Beranda / Romansa / Istri Kedua Sang Jenderal / 02. Persetujuan (Paksa) Anna

Share

02. Persetujuan (Paksa) Anna

Penulis: rainaxdays
last update Terakhir Diperbarui: 2025-05-28 12:03:21

Ketegangan yang menguar di udara terasa mencekik.

Kaiden hanya diam di tempatnya, tetapi tatapan matanya yang intens seolah berusaha melucuti Anna. Seringai tipis tersemat di bibirnya.

Pria ini sengaja, pikir Anna.

Dia sengaja melakukan intimidasi seperti ini untuk membuat lawannya mengkerut. Sebuah teknik halus untuk membuat kepercayaan diri seseorang menurun.

Kaiden tahu benar bagaimana menggunakan kekuasaannya, tetapi Anna mencoba untuk tidak merasa gentar sedikit pun. Meskipun tidak bisa dipungkiri bahwa jauh di dalam hatinya, ada percikan ketakutan yang muncul.

Anna menekan tangannya ke paha dan membalas tatapan Kaiden. Mata hitam pria itu tampak mengerling, ada sesuatu yang tengah ia rencanakan dalam kepalanya.

Apakah pria ini benar-benar hanya akan menatapnya?

Dia duduk dengan santai di seberang meja, punggungnya bersandar di sofa. Asap teh di atas meja tak lagi mengepul. Hampir 10 menit berlalu dalam keheningan. Anna membersihkan tenggorokannya dan memilih untuk menyesap tehnya.

Akhirnya, Kaiden memalingkan pandangan dan mulai memperhatikan sekeliling rumah kecil Anna. Ekspresinya tampak menilai, kemudian pandangannya kembali ke Anna lagi. Matanya dengan terang-terangan memperhatikan tubuh Anna yang dibalut dress pemberiannya.

“Kau terlihat cantik dengan dress mahal,” ucapnya. Seringainya berubah menjadi senyum tipis yang manis.

Anna menatap datar. “Terima kasih. Tapi aku lebih suka pakaian ‘rakyat jelataku’.”

Kaiden tertawa kecil. “Sayang sekali, setelah menikah denganku, semua itu akan dibuang.”

“Menikah? Kau terlalu percaya diri. Kau pikir aku akan menerima lamaranmu?”

Mata Kaiden menyipit mendengar ucapannya, tetapi senyum manis itu masih tersemat di sana. “Di mana sopan santunmu saat bicara dengan jenderalmu? Beraninya kau memanggilku dengan sebutan ‘kau’ yang tidak sopan.”

“Kau ingin aku memanggilmu apa? Tuan Kaiden? Atau Yang Mulia Kaiden? Kau sebegitu hausnya dengan sebuah penghormatan?” Anna mencebik, suaranya dipenuhi sarkasme.

Alih-alih marah, Kaiden malah tertawa. Anna berharap pria itu setidaknya kesal, tetapi ekspresinya justru terlihat jenaka. “Lidahmu terlalu tajam, Sayang. Tidak cocok dengan wajah manismu,” komentarnya.

Anna ingin mendecih mendengarnya. Pria ini tidak sedang menggodanya, bukan? Lebih baik ia langsung bicara ke inti.

“Aku tidak mengerti. Ada banyak gadis kaya di ibu kota yang penuh glamor dan kemewahan, yang mungkin setara denganmu, tapi kenapa kau tidak memilih salah satu dari mereka?

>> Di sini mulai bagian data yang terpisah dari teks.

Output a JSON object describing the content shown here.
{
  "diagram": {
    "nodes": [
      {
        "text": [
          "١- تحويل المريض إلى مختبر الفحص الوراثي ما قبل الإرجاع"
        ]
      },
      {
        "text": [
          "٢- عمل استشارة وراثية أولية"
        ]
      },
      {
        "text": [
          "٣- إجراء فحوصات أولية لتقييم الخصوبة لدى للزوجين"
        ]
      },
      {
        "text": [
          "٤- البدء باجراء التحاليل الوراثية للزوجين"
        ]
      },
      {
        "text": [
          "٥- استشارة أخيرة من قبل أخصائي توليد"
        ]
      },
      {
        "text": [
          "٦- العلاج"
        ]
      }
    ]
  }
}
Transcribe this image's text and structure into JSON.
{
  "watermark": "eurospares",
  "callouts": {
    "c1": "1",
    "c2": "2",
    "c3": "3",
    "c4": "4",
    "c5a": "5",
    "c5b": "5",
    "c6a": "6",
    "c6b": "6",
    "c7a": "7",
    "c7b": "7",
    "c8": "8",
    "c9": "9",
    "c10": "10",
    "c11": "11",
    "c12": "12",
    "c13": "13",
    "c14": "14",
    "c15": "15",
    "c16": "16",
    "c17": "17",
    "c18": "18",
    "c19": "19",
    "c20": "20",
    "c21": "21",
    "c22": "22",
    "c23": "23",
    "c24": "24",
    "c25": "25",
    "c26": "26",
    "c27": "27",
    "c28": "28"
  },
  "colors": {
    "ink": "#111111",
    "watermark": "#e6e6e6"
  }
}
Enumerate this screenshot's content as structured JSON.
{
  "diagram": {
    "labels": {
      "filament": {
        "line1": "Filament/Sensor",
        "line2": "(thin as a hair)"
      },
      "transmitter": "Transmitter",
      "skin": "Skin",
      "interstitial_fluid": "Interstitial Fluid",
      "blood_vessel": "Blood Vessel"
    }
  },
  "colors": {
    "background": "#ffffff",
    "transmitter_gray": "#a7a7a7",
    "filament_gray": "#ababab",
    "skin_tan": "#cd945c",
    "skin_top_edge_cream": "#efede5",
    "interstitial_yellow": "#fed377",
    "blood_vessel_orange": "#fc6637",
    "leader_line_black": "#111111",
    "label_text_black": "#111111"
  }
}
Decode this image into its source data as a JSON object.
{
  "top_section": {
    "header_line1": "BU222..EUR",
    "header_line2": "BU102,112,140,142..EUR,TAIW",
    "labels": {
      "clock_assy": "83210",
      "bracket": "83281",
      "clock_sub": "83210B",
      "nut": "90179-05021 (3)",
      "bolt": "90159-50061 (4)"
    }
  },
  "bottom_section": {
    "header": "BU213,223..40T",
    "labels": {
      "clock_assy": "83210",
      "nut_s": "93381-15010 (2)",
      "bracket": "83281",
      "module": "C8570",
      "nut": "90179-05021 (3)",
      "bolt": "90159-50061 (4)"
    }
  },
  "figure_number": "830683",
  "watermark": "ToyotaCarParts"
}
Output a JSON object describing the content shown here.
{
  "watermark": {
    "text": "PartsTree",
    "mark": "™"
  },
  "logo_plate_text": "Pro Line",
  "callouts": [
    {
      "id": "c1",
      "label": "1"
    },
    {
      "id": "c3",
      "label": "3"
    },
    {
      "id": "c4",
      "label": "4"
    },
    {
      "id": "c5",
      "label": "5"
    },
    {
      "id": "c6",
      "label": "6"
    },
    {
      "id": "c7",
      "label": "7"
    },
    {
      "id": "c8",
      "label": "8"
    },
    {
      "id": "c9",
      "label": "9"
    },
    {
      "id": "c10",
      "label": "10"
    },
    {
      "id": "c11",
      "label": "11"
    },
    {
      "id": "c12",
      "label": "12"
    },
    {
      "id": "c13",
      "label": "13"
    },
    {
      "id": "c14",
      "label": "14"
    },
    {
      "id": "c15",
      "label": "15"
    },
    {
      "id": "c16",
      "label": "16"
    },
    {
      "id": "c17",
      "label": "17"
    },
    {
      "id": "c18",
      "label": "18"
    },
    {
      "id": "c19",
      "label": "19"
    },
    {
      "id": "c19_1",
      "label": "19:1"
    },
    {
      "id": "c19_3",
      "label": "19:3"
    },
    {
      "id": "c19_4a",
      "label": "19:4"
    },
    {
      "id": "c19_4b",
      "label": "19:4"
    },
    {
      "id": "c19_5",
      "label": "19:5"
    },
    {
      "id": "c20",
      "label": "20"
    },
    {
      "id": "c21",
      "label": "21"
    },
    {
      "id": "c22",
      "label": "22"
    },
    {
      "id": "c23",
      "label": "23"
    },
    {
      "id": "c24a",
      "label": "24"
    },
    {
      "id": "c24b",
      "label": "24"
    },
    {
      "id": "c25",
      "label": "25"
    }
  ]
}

Apalagi kau hanya menginginkan anak.”

Kaiden tersenyum miring dan menatap Anna lekat-lekat. “Tapi aku menginginkanmu. Bagaimana ini?” Ia mencondongkan tubuhnya ke depan sebelum melanjutkan, “Aku tahu kau mengetahui strategi perang seperti ayahmu dan mendapat nilai paling tinggi di akademi. Aku tidak akan memilih wanita bodoh yang kepalanya hanya berisi hal-hal tidak berguna. Anakku pintar, maka keturunanku juga pintar.”

“Apa kau juga memikirkan hal itu saat menikah dengan istri pertamamu, Nona Selena?”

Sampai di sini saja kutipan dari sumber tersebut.